Question

The compound of molecular formula C\textsubscript{5H\textsubscript{10}O(A) reacts with Tollen's reagent to give silver mirror but does not undergo aldol condensation. The compound A is}

• A. 3-pentanone
• B. 2,2-dimethylpropanal
• C. 3-hydroxy-2-pentene
• D. 3-methylbutanal
• E. 3-methyl-2-butanone

Hint:

Aldol condensation requires $\alpha$-H to form the enolate ion. If an aldehyde has no $\alpha$-H (like benzaldehyde or 2,2-dimethylpropanal), it's a prime candidate for Cannizzaro's reaction!

Answer 1

The Correct Option is B

Concept: This problem involves identifying a compound based on two classic chemical tests: the Tollen's test and the Aldol condensation requirement.
• Tollen's Reagent Test: A positive result (silver mirror) indicates the presence of an aldehyde group ($-CHO$). Ketones do not react.
• Aldol Condensation: For a compound to undergo aldol condensation, it must possess at least one alpha-hydrogen ($\alpha$-H). These are hydrogen atoms attached to the carbon immediately adjacent to the carbonyl group.

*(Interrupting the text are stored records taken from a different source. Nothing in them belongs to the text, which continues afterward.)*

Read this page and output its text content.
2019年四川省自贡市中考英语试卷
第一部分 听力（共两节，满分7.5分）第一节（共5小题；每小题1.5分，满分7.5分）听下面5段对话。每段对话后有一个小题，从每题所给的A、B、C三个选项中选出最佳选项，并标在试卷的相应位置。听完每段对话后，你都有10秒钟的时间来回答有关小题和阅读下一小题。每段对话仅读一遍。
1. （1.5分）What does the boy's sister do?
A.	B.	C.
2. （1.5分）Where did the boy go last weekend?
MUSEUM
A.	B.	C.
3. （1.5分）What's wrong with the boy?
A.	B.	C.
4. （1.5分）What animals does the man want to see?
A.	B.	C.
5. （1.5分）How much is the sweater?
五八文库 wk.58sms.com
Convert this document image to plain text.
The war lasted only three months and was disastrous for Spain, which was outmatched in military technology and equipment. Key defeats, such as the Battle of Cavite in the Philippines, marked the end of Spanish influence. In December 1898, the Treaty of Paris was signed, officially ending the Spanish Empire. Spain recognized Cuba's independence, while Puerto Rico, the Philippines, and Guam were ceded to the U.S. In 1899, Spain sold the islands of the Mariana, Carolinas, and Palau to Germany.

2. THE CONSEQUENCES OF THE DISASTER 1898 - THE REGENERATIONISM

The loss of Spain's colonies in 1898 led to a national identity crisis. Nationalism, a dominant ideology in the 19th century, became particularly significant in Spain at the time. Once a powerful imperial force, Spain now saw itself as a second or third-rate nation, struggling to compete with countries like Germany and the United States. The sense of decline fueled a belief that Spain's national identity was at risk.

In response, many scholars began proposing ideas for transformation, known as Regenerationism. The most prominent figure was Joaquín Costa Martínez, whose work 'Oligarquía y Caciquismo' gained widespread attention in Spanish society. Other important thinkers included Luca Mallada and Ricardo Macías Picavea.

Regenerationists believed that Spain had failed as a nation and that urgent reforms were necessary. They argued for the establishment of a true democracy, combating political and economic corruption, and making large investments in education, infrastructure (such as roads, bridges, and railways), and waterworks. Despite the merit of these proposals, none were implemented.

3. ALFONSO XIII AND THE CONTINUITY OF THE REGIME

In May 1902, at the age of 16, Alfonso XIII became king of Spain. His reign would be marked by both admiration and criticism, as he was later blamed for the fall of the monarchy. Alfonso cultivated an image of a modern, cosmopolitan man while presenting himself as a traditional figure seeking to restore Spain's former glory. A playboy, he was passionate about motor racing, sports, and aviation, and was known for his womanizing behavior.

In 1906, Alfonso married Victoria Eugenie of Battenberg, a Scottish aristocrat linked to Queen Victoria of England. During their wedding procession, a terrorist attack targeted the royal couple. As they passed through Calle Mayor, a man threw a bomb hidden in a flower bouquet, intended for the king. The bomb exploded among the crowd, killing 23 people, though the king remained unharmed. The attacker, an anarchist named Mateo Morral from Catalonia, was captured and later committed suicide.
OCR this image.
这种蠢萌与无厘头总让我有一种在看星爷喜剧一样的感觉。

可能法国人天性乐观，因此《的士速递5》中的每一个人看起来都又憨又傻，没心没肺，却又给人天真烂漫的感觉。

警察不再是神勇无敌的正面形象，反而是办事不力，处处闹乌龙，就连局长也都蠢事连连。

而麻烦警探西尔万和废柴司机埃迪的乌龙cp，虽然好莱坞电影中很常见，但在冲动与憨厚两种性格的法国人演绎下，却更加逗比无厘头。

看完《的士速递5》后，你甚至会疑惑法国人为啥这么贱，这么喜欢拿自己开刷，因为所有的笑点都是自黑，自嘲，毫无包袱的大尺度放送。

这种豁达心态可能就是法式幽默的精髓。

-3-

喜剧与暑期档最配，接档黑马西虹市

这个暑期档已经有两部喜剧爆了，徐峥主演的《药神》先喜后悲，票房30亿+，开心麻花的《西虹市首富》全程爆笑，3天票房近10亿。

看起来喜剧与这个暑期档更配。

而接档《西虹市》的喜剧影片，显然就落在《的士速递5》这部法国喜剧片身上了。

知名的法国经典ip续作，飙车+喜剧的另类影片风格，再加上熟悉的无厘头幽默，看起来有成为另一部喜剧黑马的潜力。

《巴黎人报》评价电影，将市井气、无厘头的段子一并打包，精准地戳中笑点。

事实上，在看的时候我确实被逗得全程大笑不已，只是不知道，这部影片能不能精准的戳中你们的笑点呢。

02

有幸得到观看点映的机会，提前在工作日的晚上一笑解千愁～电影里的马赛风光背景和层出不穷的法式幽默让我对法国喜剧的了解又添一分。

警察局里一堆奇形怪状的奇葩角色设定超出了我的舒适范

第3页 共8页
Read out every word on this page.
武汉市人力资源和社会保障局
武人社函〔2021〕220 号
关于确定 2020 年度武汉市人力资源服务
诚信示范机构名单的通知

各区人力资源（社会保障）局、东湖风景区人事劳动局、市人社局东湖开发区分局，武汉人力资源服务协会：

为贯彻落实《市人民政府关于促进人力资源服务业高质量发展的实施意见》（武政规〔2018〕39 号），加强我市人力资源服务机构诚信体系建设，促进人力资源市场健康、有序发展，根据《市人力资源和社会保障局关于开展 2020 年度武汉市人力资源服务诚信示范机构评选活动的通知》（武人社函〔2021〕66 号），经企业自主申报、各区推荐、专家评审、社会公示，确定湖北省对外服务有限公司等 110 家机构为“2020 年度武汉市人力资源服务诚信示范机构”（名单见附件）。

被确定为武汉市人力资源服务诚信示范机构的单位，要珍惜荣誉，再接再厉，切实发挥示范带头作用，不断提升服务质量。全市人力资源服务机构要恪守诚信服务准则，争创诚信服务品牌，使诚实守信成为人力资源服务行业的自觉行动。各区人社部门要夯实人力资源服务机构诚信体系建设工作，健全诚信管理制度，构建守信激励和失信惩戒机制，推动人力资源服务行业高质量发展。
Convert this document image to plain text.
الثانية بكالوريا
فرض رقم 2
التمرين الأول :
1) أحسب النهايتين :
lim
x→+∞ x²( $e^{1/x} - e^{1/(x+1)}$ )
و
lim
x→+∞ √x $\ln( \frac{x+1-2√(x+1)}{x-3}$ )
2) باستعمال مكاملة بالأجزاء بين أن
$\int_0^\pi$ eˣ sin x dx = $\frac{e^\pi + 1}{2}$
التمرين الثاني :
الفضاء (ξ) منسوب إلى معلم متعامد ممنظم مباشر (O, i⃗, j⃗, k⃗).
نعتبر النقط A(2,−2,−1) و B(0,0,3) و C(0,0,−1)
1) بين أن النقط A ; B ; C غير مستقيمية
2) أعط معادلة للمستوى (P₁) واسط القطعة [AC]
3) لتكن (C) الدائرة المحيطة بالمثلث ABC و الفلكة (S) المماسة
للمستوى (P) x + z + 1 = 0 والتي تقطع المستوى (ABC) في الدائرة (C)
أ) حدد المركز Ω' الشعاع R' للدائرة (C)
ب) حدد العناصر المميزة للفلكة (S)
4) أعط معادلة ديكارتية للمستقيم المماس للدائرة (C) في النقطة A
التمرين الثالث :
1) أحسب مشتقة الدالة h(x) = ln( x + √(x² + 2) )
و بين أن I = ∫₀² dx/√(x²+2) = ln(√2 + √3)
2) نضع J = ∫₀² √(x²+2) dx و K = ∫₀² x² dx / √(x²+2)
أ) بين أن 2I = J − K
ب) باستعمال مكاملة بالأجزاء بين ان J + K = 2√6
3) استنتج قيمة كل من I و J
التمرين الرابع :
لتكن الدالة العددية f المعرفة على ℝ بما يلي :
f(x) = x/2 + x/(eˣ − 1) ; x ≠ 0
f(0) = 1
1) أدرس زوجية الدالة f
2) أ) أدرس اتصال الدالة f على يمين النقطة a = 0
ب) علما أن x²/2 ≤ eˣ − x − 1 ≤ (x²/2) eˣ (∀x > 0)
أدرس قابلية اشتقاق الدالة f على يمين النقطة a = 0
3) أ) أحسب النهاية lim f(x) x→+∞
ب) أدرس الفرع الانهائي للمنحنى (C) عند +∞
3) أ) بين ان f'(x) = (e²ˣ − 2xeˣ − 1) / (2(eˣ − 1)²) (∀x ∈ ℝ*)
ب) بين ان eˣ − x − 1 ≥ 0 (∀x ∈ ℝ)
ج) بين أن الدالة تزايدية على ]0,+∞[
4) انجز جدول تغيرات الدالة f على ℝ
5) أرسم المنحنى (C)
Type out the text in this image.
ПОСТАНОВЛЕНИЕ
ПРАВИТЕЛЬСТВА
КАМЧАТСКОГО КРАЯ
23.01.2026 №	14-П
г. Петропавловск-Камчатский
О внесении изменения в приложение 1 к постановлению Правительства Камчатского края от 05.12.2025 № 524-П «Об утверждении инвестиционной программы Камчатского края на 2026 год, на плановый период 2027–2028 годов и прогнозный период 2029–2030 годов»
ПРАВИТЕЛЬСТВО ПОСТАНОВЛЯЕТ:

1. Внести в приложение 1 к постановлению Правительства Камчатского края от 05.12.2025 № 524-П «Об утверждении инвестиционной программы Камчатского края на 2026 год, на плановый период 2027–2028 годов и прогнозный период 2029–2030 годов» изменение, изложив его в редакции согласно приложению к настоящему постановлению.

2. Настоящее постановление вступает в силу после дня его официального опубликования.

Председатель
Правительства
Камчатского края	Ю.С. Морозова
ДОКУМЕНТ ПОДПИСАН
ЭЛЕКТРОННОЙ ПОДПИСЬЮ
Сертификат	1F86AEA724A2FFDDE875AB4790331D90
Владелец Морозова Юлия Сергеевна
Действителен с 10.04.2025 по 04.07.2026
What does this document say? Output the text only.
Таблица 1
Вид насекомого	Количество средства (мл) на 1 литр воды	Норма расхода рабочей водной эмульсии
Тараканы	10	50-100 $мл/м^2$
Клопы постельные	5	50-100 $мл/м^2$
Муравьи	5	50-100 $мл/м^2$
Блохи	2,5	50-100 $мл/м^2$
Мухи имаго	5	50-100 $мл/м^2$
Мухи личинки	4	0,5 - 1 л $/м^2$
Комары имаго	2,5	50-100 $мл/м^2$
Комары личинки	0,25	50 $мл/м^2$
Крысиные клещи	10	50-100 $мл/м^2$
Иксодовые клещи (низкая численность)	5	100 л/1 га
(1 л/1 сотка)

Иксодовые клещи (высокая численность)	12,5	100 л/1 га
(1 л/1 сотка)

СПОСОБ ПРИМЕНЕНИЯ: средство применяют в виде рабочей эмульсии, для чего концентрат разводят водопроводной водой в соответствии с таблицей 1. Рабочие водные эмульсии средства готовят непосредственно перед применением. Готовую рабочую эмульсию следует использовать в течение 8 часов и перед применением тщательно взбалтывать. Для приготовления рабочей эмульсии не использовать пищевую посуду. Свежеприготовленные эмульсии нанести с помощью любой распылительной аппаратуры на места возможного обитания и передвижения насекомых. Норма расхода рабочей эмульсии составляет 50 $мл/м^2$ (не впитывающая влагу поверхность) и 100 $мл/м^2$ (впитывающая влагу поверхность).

Step 1: Filter by the Tollen's test. Compounds (A) and (E) are ketones (pentanone and butanone), so they are eliminated. Compound (C) is an enol/alcohol. This leaves (B) 2,2-dimethylpropanal and (D) 3-methylbutanal as the possible aldehydes.

Step 2: Check for alpha-hydrogens. - (D) 3-methylbutanal: The $\alpha$-carbon is a $-CH_2-$ group. It has two $\alpha$-hydrogens and will undergo aldol condensation. - (B) 2,2-dimethylpropanal: The $\alpha$-carbon is a quaternary carbon (attached to three methyl groups). It has zero alpha-hydrogens. Structure: $(CH_3)_3C-CHO$. Because it is an aldehyde with no $\alpha$-H, it reacts with Tollen's but fails the Aldol condensation (it would undergo Cannizzaro reaction instead).